EADS - Le dirigeant décline tout délit d'initiés, François Goulard le trouve «agaçant»…
Il pointe du doigt l'Etat. Arnaud Lagardère a indiqué jeudi que l'Etat, son «partenaire» français au sein du pacte d'actionnaires dirigeant le groupe EADS a toujours eu les mêmes informations que le groupe Lagardère, qu'il s'agisse
des problèmes industriels d'Airbus ou de la vente de ses actions.
«Ne faites pas l'hypothèse selon laquelle des gens savaient et que l'Etat ne savait pas. L'Etat savait ce que je savais, et ce que je ne savais pas l'Etat ne pouvait pas le savoir», a-t-il déclaré devant la commission des Finances de l'Assemblée nationale.
Aucun délit d'initiés selon lui
Il a réaffirmé solennellement que «l'entreprise Lagardère n'a pas trahi le personnel d'EADS et de sa filiale Airbus, n'a pas commis de délit d'initiés» en vendant 7,5% du capital d'EADS, la moitié de sa participation, le 4 avril 2006.
Cette vente, effectuée en même temps que celle du même montant par Daimler, l'autre actionnaire de référence du groupe européen, a rapporté 2 milliards d'euros à chacun, deux mois avant que soient rendus publics d'importants retards de livraison de l'Airbus A380 qui ont fait chuter le cours de bourse de 26% en un jour. Arnaud Lagardère a ajouté qu'il n'avait pas d'actions ou de stock-options à titre personnel.
«Je n'ai pas de leçon de patriotisme à recevoir»
«Je n'avais pas connaissance de retards avant le 4 avril et même jusqu'au mois de juin, il y a une différence entre difficultés industrielles et retards», a-t-il souligné. En ce qui concerne les conditions de la vente des titres EADS par Lagardère, il a estimé avoir agi «en patriote». «Je n'ai pas de leçon de patriotisme à recevoir et je n'avais pas besoin que l'Etat me dise qu'il faut des actionnaires français» dans EADS, a-t-il déclaré, estimant «normal» que la Caisse des dépôts et consignations ait racheté ses parts.
Le dirigeant a souligné que l'Etat avait été «informé le 28 novembre 2005» de sa décision de vendre cette participation. Il a réaffirmé avoir envoyé plusieurs notes et que ses services avaient eu «cinq ou six réunions voire plus» avec ceux du Premier ministre Dominique de Villepin et de Bercy, entre fin 2005 et mars 2006, pour les informer de la préparation de la transaction.
Aucun document à l'appui
Il n'a toutefois présenté aucun document à l'appui de ses déclarations, affirmant aux députés que l'Autorité des marchés financiers (AMF) et la justice, qui enquêtent toutes deux sur des délits d'initiés présumés, devaient avoir «tous les documents».
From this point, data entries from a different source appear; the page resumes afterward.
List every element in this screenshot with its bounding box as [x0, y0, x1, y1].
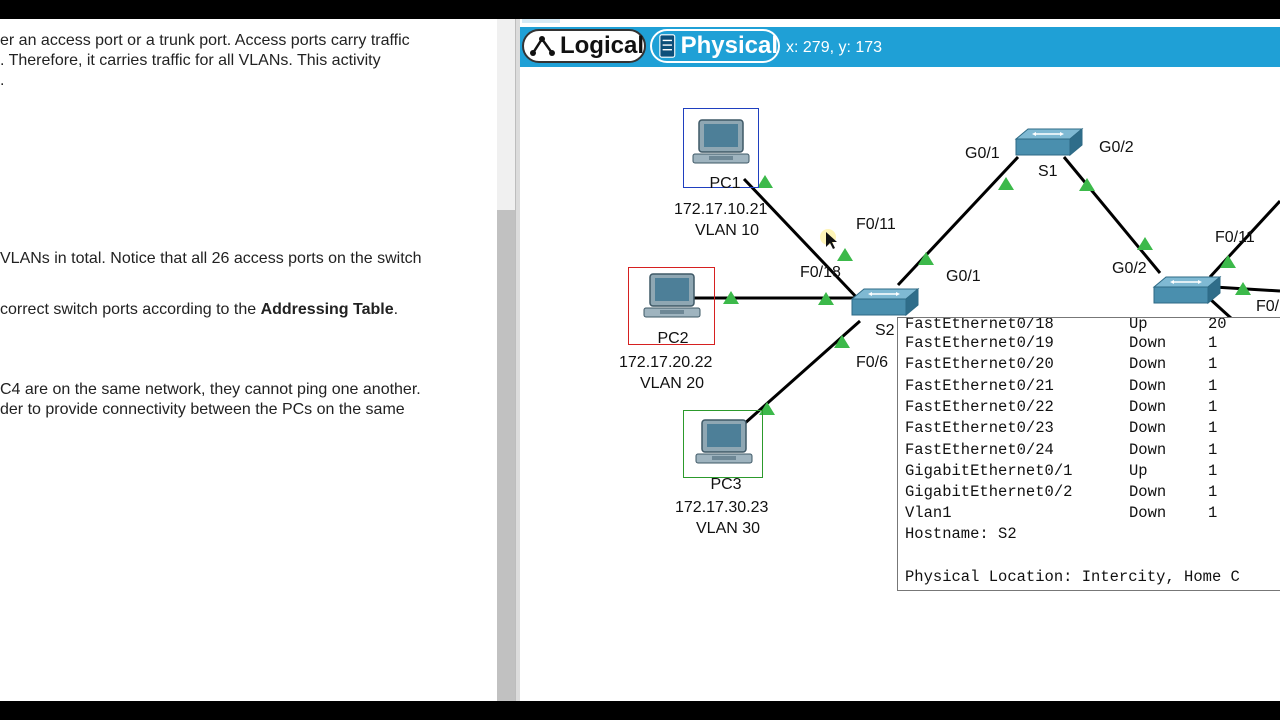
doc-line: correct switch ports according to the Ad… [0, 301, 398, 319]
link-s2-s1 [896, 155, 1020, 287]
s1-port-g0-1: G0/1 [965, 145, 1000, 162]
interface-row: GigabitEthernet0/2 Down 1 [905, 483, 1217, 502]
doc-line: er an access port or a trunk port. Acces… [0, 32, 410, 49]
s2-switch-icon [851, 288, 919, 316]
doc-scrollbar-thumb[interactable] [497, 210, 515, 701]
pc3-vlan: VLAN 30 [696, 520, 761, 537]
interface-name: Vlan1 [905, 504, 952, 523]
doc-line: . Therefore, it carries traffic for all … [0, 52, 381, 69]
s2-port-f0-18: F0/18 [800, 264, 841, 281]
interface-status: Up [1129, 461, 1148, 480]
s2-port-g0-1: G0/1 [946, 268, 981, 285]
logical-view-button[interactable]: Logical [522, 29, 646, 63]
doc-line: . [0, 72, 5, 89]
logical-canvas[interactable]: PC1 172.17.10.21 VLAN 10 PC2 172.17.20.2… [520, 67, 1280, 701]
physical-label: Physical [680, 32, 778, 59]
pc3-ip: 172.17.30.23 [675, 499, 769, 516]
s3-port-f0-11: F0/11 [1215, 229, 1255, 246]
interface-row: FastEthernet0/22 Down 1 [905, 397, 1217, 416]
active-tab-indicator [522, 19, 560, 23]
interface-row: FastEthernet0/20 Down 1 [905, 355, 1217, 374]
interface-vlan: 1 [1208, 397, 1218, 416]
interface-vlan: 1 [1208, 483, 1218, 502]
interface-name: FastEthernet0/21 [905, 376, 1054, 395]
s3-port-g0-2: G0/2 [1112, 260, 1147, 277]
physical-view-button[interactable]: Physical [650, 29, 780, 63]
packet-tracer-workspace: Logical Physical x: 279, y: 173 PC1 172.… [520, 19, 1280, 701]
interface-name: FastEthernet0/24 [905, 440, 1054, 459]
s1-name: S1 [1038, 163, 1058, 180]
s3-port-f0-partial: F0/ [1256, 298, 1280, 315]
interface-status: Down [1129, 334, 1167, 352]
interface-status: Down [1129, 440, 1167, 459]
bottom-black-bar [0, 701, 1280, 720]
interface-vlan: 1 [1208, 461, 1218, 480]
link-s3-out-c [1208, 297, 1234, 321]
top-black-bar [0, 0, 1280, 19]
physical-location-line: Physical Location: Intercity, Home C [905, 568, 1240, 586]
pc1-ip: 172.17.10.21 [674, 201, 768, 218]
interface-vlan: 1 [1208, 504, 1218, 523]
pc3-selection-box[interactable] [683, 410, 763, 478]
logical-label: Logical [559, 32, 644, 59]
interface-status: Down [1129, 419, 1167, 438]
interface-name: FastEthernet0/23 [905, 419, 1054, 438]
s2-port-f0-6: F0/6 [856, 354, 889, 371]
doc-line-text: correct switch ports according to the [0, 301, 261, 318]
s2-name: S2 [875, 322, 895, 339]
doc-line: der to provide connectivity between the … [0, 401, 405, 418]
interface-vlan: 1 [1208, 334, 1218, 352]
interface-name: GigabitEthernet0/2 [905, 483, 1073, 502]
instructions-document: er an access port or a trunk port. Acces… [0, 19, 497, 701]
interface-vlan: 1 [1208, 419, 1218, 438]
s1-port-g0-2: G0/2 [1099, 139, 1134, 156]
s1-switch-icon [1015, 128, 1083, 156]
interface-status: Down [1129, 355, 1167, 374]
interface-name: FastEthernet0/20 [905, 355, 1054, 374]
interface-name: FastEthernet0/22 [905, 397, 1054, 416]
interface-name: FastEthernet0/19 [905, 334, 1054, 352]
interface-vlan: 1 [1208, 355, 1218, 374]
interface-row: FastEthernet0/21 Down 1 [905, 376, 1217, 395]
doc-line-tail: . [393, 301, 399, 318]
top-tab-strip [520, 19, 1280, 27]
doc-line: VLANs in total. Notice that all 26 acces… [0, 250, 422, 267]
link-pc1-s2 [742, 177, 862, 303]
interface-row-partial: FastEthernet0/18 Up 20 [905, 317, 1227, 333]
pc2-vlan: VLAN 20 [640, 375, 705, 392]
interface-row: FastEthernet0/19 Down 1 [905, 334, 1217, 352]
s2-interface-tooltip: FastEthernet0/18 Up 20 FastEthernet0/19 Dow… [897, 317, 1280, 591]
server-rack-icon [659, 34, 676, 58]
pc2-name: PC2 [657, 330, 689, 347]
logical-topology-icon [530, 36, 555, 56]
addressing-table-term: Addressing Table [260, 301, 394, 318]
interface-status: Down [1129, 483, 1167, 502]
pc1-name: PC1 [709, 175, 741, 192]
interface-row: Vlan1 Down 1 [905, 504, 1217, 523]
pc2-ip: 172.17.20.22 [619, 354, 713, 371]
interface-vlan: 1 [1208, 376, 1218, 395]
pc1-vlan: VLAN 10 [695, 222, 760, 239]
s3-switch-icon [1153, 276, 1221, 304]
interface-vlan: 1 [1208, 440, 1218, 459]
doc-line: C4 are on the same network, they cannot … [0, 381, 421, 398]
link-s1-s3 [1062, 156, 1162, 274]
interface-name: GigabitEthernet0/1 [905, 461, 1073, 480]
s2-port-f0-11: F0/11 [856, 216, 896, 233]
interface-status: Down [1129, 397, 1167, 416]
interface-status: Down [1129, 504, 1167, 523]
cursor-coordinates: x: 279, y: 173 [786, 39, 883, 56]
view-toolbar: Logical Physical x: 279, y: 173 [520, 27, 1280, 67]
interface-row: FastEthernet0/24 Down 1 [905, 440, 1217, 459]
hostname-line: Hostname: S2 [905, 525, 1017, 543]
pc3-name: PC3 [710, 476, 742, 493]
interface-row: GigabitEthernet0/1 Up 1 [905, 461, 1217, 480]
interface-status: Down [1129, 376, 1167, 395]
interface-row: FastEthernet0/23 Down 1 [905, 419, 1217, 438]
Des propos qui n'ont pas convaincu le député villepiniste François Goulard qui a jugé «pour le moins agaçant le style» d'Arnaud Lagardère. «Pour l'instant, son arrogance ne me paraît pas de très bon aloi». «Il a des responsabilités vis-à vis du pays, des salariés, de l'emploi. J'attends qu'il se comporte en bon chef d'entreprise», a-t-il ajouté. «En tant qu'héritier, qu'il gaspille sa fortune ça ne me dérange pas mais il y a derrière des intérêts industriels, des emplois», a-t-il insisté.